Maximizing the Margin between Desirable and Undesirable Elements in a Covering Problem
Sophie Boileau, Andrew Hong, David Liben-Nowell, Alistair Pattison, Anna N. Rafferty, Charlie Roslansky
TL;DR
This paper introduces the Target Approximation Problem (TAP), a margin-based covering framework that balances rewarding desirable elements against penalizing undesirable ones. It establishes TAP is NP-hard in general and hard to approximate, then identifies tractable regimes under restricted weight or restricted occurrence, including exact polynomial-time algorithms for 1-weight or 1-occurrence cases. It further derives a tight 0.5-approximation for 2-weight TAP via a reduction to one-red TAP and connects TAP to classical problems like Red-Blue Set Cover, Set Cover, and MAX-k-SAT through various reductions.
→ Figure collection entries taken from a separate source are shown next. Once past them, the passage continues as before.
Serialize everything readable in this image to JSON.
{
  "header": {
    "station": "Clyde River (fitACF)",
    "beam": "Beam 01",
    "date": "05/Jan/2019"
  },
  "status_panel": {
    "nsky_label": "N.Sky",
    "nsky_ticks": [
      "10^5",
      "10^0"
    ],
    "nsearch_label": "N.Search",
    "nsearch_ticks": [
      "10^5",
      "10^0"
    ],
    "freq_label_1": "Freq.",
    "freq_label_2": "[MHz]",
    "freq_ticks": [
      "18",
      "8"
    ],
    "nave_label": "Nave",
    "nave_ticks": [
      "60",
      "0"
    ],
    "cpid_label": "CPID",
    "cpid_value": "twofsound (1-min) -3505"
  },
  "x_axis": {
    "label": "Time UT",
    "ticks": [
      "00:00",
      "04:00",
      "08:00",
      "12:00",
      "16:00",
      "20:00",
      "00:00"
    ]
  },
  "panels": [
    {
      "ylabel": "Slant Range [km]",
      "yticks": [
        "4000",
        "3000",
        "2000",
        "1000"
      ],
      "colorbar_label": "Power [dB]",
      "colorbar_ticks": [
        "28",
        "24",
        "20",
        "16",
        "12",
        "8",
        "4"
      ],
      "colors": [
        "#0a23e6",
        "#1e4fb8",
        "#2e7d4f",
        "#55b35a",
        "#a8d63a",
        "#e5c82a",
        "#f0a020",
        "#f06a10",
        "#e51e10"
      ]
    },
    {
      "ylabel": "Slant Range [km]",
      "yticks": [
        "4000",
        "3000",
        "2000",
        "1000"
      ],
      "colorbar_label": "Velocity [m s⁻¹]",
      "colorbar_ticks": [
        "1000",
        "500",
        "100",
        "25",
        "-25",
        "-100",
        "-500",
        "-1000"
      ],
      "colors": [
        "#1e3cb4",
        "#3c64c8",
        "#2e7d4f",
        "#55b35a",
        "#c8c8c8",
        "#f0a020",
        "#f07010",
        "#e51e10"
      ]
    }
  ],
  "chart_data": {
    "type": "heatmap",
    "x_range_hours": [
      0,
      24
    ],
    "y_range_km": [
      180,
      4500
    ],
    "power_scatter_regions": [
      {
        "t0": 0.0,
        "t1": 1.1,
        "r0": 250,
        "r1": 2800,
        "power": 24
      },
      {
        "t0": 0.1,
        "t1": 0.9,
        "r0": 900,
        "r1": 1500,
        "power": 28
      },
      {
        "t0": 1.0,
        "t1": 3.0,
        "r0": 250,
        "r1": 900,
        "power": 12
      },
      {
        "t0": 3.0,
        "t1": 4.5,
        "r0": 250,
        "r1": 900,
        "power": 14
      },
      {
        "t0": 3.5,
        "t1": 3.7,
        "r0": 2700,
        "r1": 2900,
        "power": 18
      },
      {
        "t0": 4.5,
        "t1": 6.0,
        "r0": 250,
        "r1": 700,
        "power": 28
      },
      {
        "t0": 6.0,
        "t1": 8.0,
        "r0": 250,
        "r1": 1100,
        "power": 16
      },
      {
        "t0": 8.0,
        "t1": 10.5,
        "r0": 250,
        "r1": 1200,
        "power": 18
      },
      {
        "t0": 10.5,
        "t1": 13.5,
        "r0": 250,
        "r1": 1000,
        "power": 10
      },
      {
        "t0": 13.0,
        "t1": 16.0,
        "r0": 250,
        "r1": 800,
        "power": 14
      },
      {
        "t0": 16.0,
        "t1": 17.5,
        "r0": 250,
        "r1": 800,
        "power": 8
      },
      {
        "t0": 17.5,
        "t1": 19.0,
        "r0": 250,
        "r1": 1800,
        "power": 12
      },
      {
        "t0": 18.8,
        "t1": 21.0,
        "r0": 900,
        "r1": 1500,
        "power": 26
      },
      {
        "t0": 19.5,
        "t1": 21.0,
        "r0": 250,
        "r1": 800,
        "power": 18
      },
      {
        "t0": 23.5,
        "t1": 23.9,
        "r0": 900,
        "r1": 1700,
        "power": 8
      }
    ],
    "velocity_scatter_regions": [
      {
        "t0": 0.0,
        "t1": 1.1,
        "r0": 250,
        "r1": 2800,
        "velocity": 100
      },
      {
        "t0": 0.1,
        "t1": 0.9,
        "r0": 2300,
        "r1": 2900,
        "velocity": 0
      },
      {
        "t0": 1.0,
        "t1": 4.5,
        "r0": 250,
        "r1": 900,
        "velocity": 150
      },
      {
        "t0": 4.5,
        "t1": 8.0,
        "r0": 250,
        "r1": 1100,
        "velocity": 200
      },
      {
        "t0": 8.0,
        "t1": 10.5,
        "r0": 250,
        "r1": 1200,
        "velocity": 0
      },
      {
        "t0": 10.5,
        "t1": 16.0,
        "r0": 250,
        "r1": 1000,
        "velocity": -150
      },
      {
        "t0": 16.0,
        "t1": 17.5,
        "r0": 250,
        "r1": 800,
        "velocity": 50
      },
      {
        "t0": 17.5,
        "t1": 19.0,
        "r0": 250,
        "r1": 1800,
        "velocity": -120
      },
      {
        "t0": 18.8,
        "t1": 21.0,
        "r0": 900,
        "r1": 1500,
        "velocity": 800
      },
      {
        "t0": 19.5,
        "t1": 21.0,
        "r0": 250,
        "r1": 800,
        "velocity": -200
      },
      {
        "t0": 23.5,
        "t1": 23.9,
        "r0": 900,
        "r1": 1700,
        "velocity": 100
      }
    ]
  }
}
The results map the boundary between tractable and intractable instances, highlight structural reductions to vertex cover on special graphs, and open questions about intermediate parameter regimes and potential improvements via alternative algorithms or SDP approaches.
Abstract
In many covering settings, it is natural to consider the presence both of elements that we seek to include and of elements that we seek to avoid. This paper introduces a novel combinatorial problem formalizing this tradeoff: from a collection of sets containing both "desirable" and "undesirable" items, pick the subcollection that maximizes the margin between the number of desirable and undesirable elements covered. We call this the Target Approximation Problem (TAP) and argue that many real-world scenarios are naturally modeled via this objective. We first show that TAP is hard, even when restricted to cases where the given sets are small or where elements appear in only a small number of sets. In a large swath of these cases, we show that TAP is hard even to approximate. We then exhibit exact polynomial-time algorithms for other restricted cases and provide an efficient 0.5-approximation for the case where elements occur at most twice, derived through a tight connection to the greedy algorithm for Unweighted Set Cover.